Dose-response curves normalized to the fitted maximum for WT AT1R stimulated with Ang II compiled from at least 4 independent experiments performed in duplicate (mean and S.E.M.). All values are shown as percent of the maximal response with Ang II on WT AT1R. WT AT1R and WT 331Δ AT1R have been included on graphs for comparison. A–C: Stimulation with AngII. C, D–F: Stimulation with SII Ang II. A: D74N. B: DRY/AAY. C: Y292F, N298A, and Y302F. D: D74N. E: Receptor mutants: DRY/AAY and N298A. F: Receptor mutants: Y292F and Y302F. Experiments were conducted on HEK293 cells transiently co-transfected with Luc-tagged rAT1aRs in combination with GFP2-tagged β-arrestin2. Curves of full length receptors are shown as full lines, and curves of truncated receptors are shown as dashed lines. WT full length and truncated receptor curves are shown in bold. N.D. = no drug. Experimental details can be found in the Material and Methods section. n's are reported in table 3.

Figure 7. SII Ang II induced IP accumulation.

A: Dose-response curves normalized to the fitted maximum response for WT AT1R compiled from at least 3 independent experiments performed in triplicates (mean and S.E.M.). B: Dose-response curves normalized to no drug (N.D.) response for the full length receptor. In this graph, one data set for DRY/AAY 331Δ had to be left out due to missing values for full length DRY/AAY on that particular assay date. Experimental setup as in figure 5.

Figure 8. SII Ang II affinity.

Normalized competition binding curves from experiments using 1nM ³H-Ang II as tracer and increasing amounts of unlabeled SII Ang II. Experiments were conducted on COS-7 cells transiently transfected with FLAG-tagged rAT1aRs. WT full length and truncated receptor curves are shown in bold, curves of truncated receptors are shown as dashed lines. For each receptor, curves were normalized in GraphPad Prism by defining the fitted bottom value as 0% and top value as 100%. Normalized curves were summarized from at least 3 independent experiments performed in triplicates, means and S.E.M.s are shown. pKi values and n's are reported in table 4. Experimental details can be found in the Material and Methods section. A: WT and D74N. B: DRY/AAY and N298A.

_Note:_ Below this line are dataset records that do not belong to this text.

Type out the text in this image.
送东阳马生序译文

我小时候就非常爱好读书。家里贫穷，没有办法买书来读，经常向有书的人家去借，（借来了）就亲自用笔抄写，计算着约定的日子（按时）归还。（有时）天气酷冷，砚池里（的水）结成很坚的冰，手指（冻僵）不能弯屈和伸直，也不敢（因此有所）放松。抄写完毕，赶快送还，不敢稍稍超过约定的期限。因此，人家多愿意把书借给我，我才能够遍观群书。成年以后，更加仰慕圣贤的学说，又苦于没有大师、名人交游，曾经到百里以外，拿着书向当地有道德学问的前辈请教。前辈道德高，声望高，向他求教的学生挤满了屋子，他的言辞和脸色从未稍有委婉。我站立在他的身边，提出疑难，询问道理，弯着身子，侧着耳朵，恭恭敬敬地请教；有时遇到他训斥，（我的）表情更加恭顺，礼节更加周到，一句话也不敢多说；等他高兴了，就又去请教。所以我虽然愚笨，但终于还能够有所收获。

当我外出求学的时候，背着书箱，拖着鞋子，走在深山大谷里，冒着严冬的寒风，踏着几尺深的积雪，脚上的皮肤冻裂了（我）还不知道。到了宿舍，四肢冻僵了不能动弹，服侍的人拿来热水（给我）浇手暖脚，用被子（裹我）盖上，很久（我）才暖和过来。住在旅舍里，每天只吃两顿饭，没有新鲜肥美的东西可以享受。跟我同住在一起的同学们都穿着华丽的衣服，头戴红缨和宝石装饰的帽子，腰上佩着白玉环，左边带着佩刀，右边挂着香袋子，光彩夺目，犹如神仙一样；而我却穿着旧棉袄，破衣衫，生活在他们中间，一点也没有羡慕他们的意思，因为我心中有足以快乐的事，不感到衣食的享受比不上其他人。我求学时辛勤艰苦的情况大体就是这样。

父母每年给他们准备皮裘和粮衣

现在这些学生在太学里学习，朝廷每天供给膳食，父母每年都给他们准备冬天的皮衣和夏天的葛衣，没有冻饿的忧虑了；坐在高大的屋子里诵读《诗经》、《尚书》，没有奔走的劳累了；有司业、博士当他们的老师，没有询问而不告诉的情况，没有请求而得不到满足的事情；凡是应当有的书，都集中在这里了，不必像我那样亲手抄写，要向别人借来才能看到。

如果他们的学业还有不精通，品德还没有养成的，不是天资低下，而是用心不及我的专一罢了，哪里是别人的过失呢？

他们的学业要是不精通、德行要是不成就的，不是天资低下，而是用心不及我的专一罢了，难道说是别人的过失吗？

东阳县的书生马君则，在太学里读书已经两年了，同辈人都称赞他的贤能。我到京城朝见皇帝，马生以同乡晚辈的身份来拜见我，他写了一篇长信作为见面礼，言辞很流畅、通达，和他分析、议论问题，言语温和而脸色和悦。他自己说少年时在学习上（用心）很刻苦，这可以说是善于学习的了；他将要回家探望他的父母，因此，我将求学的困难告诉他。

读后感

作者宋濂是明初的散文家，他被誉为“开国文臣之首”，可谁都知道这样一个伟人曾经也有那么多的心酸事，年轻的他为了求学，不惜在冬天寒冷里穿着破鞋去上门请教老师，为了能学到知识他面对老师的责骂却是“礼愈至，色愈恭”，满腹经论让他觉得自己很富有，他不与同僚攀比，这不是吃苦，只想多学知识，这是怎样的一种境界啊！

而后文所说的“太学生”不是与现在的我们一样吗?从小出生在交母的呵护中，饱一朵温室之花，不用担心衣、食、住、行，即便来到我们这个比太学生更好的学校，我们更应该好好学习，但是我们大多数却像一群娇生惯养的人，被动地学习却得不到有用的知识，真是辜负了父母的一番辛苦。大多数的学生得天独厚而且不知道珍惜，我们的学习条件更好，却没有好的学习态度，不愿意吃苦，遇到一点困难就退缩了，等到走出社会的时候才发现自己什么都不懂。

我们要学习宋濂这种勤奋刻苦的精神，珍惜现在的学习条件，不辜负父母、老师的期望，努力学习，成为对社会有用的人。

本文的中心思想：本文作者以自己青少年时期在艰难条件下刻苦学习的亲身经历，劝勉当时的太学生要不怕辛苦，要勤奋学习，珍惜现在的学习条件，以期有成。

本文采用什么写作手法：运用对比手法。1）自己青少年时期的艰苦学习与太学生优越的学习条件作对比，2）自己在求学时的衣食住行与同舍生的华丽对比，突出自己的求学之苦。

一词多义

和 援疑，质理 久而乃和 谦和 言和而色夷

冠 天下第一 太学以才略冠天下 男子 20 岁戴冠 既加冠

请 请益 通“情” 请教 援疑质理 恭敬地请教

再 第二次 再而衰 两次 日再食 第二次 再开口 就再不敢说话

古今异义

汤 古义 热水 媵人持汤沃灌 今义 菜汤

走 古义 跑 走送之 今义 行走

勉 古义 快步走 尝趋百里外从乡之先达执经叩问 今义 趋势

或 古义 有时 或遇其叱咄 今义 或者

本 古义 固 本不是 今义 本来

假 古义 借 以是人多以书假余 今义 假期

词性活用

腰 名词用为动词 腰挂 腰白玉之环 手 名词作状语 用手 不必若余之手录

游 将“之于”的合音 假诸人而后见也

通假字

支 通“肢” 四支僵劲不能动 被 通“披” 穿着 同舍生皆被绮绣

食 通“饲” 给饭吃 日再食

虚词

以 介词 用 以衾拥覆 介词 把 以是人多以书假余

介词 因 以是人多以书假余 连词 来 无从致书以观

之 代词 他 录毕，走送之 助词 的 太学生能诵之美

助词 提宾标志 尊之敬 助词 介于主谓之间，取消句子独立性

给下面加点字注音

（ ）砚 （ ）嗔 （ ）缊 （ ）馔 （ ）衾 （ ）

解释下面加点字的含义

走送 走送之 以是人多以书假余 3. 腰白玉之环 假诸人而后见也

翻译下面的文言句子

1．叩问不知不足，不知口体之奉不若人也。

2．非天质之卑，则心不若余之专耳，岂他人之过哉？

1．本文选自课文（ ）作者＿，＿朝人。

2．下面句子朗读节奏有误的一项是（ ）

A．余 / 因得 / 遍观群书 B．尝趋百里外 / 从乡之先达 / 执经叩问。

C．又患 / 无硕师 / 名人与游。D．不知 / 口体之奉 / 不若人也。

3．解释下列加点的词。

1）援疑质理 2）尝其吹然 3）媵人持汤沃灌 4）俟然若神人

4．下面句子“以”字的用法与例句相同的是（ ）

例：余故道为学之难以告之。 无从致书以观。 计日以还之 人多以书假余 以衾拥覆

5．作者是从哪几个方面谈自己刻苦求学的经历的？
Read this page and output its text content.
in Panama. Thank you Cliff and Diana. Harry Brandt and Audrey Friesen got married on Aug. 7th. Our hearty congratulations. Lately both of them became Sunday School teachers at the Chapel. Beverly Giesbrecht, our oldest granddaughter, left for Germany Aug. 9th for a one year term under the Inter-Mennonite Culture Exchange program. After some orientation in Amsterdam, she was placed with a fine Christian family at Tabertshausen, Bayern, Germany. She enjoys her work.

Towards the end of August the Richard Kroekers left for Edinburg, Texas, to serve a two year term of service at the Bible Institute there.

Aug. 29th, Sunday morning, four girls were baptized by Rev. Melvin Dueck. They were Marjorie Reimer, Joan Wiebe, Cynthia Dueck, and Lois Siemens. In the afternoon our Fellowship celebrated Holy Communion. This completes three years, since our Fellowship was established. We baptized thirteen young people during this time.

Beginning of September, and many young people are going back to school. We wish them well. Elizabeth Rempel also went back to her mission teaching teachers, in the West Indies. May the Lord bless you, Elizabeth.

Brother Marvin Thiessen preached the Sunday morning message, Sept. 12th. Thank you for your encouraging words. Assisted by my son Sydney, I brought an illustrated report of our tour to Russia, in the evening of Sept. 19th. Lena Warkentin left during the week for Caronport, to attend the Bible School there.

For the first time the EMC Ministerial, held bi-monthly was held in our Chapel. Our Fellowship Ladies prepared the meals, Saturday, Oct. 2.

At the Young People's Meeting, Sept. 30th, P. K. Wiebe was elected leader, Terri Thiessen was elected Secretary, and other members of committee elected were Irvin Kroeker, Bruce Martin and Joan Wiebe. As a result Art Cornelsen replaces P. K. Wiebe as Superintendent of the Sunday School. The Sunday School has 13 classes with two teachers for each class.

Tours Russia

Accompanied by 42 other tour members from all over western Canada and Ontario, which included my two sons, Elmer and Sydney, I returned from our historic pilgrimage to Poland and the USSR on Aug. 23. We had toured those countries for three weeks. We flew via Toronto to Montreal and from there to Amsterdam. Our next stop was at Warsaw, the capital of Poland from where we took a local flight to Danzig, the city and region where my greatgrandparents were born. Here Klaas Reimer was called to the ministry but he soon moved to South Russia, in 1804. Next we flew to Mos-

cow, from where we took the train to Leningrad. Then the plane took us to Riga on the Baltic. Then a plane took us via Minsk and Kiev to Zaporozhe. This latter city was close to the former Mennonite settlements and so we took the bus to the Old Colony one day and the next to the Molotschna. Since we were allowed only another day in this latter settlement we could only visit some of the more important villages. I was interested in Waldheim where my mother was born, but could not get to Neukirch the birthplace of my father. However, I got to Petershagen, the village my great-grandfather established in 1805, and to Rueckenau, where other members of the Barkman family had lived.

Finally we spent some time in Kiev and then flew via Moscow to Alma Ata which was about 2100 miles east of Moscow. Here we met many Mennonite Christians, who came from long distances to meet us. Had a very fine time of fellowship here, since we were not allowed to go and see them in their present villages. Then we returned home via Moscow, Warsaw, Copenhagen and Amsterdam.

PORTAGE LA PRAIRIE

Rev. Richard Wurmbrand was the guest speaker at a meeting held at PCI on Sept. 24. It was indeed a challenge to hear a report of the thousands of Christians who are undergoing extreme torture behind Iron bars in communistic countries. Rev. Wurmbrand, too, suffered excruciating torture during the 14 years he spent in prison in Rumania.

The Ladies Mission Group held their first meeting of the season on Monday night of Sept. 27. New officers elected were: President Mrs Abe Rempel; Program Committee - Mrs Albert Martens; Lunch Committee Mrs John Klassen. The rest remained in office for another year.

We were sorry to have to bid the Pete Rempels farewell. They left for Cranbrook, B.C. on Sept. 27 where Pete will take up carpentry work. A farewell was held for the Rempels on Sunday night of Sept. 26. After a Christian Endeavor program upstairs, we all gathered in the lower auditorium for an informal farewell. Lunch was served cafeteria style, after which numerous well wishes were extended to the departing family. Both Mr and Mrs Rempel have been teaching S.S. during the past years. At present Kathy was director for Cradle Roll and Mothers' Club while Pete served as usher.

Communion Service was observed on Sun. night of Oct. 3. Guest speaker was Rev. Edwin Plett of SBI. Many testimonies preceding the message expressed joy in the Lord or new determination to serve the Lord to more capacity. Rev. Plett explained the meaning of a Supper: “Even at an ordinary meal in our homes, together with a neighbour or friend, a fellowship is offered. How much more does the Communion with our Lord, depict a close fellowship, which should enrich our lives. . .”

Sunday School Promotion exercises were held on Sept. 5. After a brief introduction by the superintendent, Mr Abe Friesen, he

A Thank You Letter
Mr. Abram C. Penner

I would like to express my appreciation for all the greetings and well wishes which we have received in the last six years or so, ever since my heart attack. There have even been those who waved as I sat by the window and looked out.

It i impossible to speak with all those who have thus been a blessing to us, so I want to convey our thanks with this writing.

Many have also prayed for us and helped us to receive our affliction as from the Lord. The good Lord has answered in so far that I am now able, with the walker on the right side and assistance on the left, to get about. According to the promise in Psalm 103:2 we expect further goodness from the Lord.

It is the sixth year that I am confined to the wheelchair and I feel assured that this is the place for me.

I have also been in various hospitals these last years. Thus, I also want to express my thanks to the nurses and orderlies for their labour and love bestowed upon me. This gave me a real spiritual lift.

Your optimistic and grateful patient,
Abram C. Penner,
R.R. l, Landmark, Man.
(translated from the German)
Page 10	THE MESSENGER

Figure 9. β-arrestin2 recruitment with G protein overexpression.

Dose-response curves of Ang II-induced β-arrestin2 recruitment determined by BRET1. Normalized curves compiled from four independent experiments performed in triplicates and standard errors are shown. Differences in response between cells overexpressing Gαq protein or not were measured by BRET1. Response is defined as: no drug value subtracted from average of 10⁻⁶ and 10⁻⁵ M Ang II values. * indicates p<0.05 determined by paired Student's t-test to WT values.

Figure 10. IP accumulation with overexpression of β-arrestin2 and G protein.

Dose-response curves of Ang II stimulation normalized to the fitted maximum for WT AT1R plus G protein compiled from four independent experiments performed in triplicates (mean and S.E.M.). WT has been included on all graphs for comparison. A: D74N. B: DRY/AAY. C: Y302F. Experiments were conducted on transiently transfected HEK293 cells. N.D. = no drug.

Figure 11. Schematic overview of different phenotypes of the mutants.

Schematic presentation of how the residues mutated in this study could hypothetically affect the induction of different conformations. These interpretations are based on the data included in this study and should be considered with the precautions mentioned in the Discussion section.